‘Not disabled enough’ legally blind children barred from disability permit
TOWNSVILLE SISTERS Arliyah and Mackenzie Brown are both legally blind and need canes to walk around, but aren't considered "disabled enough" to qualify for a disability parking permit.
The girls were both born with Albinism, a condition where the hair, eyes and skin lack pigment, leaving them vision impaired.
Mum Hailey Brown said she and other families with children who are legally blind, had their applications for a permit rejected by the Department of Transport and Main Roads because a visual impairment did not meet the criteria.
"For me it really is a safety issue when I am trying to get into a shopping centre or wherever it may be and I have to literally guide the girls through a busy car park with pedestrian traffic as well as cars and bikes with my hands full with bags or a shopping trolley," she said.
"To me it's an accident waiting to happen, it's scary too … they're not considered disabled enough."
A Department of Transport and Main Roads spokeswoman said the current scheme was based on an applicant's ability to walk.
"Therefore, people with intellectual, psychiatric, cognitive and sensory impairments do not meet the eligibility criteria, unless they also have an impairment impacting their functional ability to walk," she said.
"Following community feedback, Transport and Main Roads is currently assessing the feasibility of expanding the Australian Disability Parking Permit Scheme criteria to include people with vision impairment."
Ms Brown said her daughters could not walk unaided without her as they needed to be guided, and the permits would make day to day life easier and safer for blind people.
"Within the vision impairment community I have met many families all over Australia, and that is really how the conversation came up about Queensland not allowing people with a visual impairment to be eligible for a disabled parking permit," she said.
"In many other states they do allow it and that's what I think makes it so frustrating."

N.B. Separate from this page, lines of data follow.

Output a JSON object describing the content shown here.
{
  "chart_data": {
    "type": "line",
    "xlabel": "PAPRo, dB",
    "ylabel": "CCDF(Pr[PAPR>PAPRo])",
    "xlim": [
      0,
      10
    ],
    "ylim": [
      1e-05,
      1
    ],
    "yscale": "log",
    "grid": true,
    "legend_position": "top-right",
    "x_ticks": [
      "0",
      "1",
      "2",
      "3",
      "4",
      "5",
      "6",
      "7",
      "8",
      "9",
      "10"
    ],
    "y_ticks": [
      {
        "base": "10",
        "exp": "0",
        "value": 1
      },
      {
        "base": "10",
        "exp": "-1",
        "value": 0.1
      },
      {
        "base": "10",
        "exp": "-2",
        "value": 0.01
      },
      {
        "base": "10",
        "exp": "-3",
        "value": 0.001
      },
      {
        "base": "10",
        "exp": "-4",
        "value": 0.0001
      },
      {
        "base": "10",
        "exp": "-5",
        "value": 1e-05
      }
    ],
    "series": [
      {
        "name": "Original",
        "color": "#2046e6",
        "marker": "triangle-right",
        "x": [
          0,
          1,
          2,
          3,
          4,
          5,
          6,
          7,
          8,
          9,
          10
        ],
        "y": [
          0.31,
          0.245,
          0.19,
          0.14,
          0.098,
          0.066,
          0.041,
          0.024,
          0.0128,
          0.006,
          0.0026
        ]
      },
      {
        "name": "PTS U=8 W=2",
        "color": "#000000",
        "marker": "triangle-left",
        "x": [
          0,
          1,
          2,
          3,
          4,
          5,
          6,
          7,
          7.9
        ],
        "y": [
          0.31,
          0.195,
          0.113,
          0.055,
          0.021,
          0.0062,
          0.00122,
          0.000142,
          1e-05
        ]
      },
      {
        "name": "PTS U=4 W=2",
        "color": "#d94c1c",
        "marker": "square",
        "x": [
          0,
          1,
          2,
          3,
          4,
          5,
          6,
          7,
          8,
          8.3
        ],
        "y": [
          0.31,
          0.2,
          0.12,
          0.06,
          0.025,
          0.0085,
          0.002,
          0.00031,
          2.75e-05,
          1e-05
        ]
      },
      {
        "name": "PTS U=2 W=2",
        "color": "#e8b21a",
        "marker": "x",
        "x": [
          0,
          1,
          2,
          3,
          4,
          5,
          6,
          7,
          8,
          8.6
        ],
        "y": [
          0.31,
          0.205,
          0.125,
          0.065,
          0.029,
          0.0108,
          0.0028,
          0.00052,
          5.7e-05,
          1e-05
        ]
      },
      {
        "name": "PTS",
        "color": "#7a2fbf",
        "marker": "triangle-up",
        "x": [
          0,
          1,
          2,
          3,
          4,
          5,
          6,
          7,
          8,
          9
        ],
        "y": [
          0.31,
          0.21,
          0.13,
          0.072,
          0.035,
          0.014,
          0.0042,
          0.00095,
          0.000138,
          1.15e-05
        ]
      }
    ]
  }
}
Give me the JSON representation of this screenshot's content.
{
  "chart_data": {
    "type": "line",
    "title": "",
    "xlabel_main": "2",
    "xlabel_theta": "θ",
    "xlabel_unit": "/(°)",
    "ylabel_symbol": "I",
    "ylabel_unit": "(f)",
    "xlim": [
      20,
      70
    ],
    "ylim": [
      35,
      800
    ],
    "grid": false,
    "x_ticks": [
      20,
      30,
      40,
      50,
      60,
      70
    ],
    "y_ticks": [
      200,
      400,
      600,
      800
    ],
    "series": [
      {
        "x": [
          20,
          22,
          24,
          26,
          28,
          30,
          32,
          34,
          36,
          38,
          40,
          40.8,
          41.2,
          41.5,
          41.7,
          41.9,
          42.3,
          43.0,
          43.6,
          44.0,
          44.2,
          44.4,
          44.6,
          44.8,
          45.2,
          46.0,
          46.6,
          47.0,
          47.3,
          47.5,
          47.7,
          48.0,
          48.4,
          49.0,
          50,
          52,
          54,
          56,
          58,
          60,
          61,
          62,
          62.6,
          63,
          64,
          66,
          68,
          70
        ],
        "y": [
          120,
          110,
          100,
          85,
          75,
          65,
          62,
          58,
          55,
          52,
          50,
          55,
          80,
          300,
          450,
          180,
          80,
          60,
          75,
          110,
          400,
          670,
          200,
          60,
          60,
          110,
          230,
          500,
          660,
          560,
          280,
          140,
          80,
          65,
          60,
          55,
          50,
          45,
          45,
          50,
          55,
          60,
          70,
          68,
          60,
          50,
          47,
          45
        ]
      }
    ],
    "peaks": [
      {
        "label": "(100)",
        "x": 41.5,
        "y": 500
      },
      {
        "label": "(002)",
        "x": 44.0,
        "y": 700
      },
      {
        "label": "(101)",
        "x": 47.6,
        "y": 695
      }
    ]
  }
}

Hinchinbrook MP Nick Dametto said the KAP was fighting to change the laws in Queensland, and bring the state in line with Victoria, Tasmania and New South Wales which do recognise vision impairment.
"It's just the right thing to do … what I'm doing is investigating what has to be done to change this legislation and we're exploring options to introduce our own bill to parliament," Mr Dametto said.
"I can only imagine how hard it would be to navigate a busy carpark only being able to use a visual aid.
"I've closed my eyes and tried to imagine how I'd find my way around and the best place would be at the front of the shops as close as possible, this is discrimination against the blind."